The project "Monasteries in the High Middle Ages. Laboratories of Innovation for European Designs of Life and Models of Order" analyses the monastic world of the Middle Ages as a precursor of Modernity. Especially between the 11th and 13th centuries, medieval monasteries and religious communities developed new and innovative ways of shaping life. In doing so, they fulfilled an important mediating function between pious seclusion from the world and the multi-layered dynamics of medieval society. Religion – politics – economy: in all these areas, monasteries created or shaped sustainable models for describing and mastering societal changes.

Two closely linked research centres at the Heidelberg Academy of Sciences and Humanities and the Saxon Academy of Sciences and Humanities in Leipzig (research centre in Dresden) pursue these topics.

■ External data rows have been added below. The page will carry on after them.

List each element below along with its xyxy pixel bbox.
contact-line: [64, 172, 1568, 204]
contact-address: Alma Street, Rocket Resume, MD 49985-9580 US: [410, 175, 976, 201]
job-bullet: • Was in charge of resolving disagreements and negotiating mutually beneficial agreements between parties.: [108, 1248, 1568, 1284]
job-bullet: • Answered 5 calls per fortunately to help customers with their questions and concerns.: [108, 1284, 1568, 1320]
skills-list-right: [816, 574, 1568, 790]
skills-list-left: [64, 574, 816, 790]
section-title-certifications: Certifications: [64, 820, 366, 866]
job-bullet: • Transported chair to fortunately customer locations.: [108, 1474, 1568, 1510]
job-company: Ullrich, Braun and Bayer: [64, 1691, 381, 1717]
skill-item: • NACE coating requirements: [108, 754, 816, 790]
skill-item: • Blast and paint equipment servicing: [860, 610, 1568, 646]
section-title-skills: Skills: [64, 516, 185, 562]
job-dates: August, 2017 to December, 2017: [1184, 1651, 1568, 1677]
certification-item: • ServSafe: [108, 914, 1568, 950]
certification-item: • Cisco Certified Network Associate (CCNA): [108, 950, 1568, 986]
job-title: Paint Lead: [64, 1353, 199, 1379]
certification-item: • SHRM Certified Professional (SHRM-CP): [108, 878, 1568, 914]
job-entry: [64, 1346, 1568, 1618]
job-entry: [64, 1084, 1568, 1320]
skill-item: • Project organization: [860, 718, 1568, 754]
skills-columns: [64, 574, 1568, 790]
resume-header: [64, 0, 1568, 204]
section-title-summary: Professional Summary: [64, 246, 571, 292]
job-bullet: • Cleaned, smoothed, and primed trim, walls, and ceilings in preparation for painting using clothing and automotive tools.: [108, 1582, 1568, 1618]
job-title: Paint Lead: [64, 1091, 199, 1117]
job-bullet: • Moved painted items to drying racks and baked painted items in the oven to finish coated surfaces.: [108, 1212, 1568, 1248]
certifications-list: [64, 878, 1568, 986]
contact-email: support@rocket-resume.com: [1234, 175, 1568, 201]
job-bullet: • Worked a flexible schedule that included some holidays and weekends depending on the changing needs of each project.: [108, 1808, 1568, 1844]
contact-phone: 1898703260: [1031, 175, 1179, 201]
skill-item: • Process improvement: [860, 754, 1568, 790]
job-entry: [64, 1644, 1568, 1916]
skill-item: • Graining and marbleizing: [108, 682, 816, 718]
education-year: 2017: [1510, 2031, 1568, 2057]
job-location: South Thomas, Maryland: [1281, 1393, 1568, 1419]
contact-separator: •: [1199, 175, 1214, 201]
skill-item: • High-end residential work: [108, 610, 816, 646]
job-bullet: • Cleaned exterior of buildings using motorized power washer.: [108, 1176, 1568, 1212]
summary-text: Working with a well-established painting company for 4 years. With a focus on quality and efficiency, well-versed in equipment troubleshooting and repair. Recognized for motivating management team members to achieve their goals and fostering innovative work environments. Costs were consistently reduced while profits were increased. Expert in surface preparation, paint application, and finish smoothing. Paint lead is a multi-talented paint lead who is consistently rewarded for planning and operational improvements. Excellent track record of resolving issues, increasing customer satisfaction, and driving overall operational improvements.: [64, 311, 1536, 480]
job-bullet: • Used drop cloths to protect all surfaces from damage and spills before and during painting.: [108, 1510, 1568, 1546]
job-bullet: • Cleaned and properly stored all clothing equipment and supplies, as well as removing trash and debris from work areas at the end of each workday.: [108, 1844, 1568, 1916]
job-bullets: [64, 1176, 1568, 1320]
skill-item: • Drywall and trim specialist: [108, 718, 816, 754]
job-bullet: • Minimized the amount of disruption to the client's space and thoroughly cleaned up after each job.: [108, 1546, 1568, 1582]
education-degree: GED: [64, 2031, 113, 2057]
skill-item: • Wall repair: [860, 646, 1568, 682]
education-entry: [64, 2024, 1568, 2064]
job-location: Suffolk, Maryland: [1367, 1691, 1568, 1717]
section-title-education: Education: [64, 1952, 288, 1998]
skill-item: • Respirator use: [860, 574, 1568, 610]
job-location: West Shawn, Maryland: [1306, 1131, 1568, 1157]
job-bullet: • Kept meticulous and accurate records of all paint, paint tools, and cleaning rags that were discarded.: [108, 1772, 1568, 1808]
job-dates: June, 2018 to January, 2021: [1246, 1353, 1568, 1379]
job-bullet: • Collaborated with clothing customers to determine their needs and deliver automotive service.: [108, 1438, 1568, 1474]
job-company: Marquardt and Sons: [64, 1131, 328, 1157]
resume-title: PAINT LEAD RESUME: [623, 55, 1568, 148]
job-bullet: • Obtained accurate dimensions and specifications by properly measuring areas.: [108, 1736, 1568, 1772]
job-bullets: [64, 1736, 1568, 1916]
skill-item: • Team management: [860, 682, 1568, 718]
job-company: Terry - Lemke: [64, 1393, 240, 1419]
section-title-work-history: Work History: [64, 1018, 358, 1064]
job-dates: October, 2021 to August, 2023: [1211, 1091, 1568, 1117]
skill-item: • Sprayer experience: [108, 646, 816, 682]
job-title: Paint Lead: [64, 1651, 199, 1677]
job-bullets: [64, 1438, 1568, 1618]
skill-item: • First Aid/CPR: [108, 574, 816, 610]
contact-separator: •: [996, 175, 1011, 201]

The Heidelberg research centre examines texts by authors from the 12th and 13th centuries which drafted fundamental models of order and thus had a targeted impact on life outside the monastery. These works were written in the context of monasteries or religious communities such as the canons regular or mendicant orders. In them, the authors collected theological knowledge and oral narrative materials available to them at the time and brought it into a new, application-oriented order. In this way, they created forward-looking visions of a "better" world. The aim of our work is to compile new editions of central sources of the religious life of the Middle Ages as well as their content-related evaluation taking cultural studies and new methodological questions into account.
The focus of the research centre in Dresden is the monastic reform of the individual and the community with internal monastic orders and normative texts. The focus is on texts from the 11th to 13th centuries, in which the cultural interpretative power of the monasteries becomes programmatically tangible in a distinctive way: Exhortations and didactic treatises, monastic or other religious rules and statutes as well as their commentaries, which determined the legal order of the communities.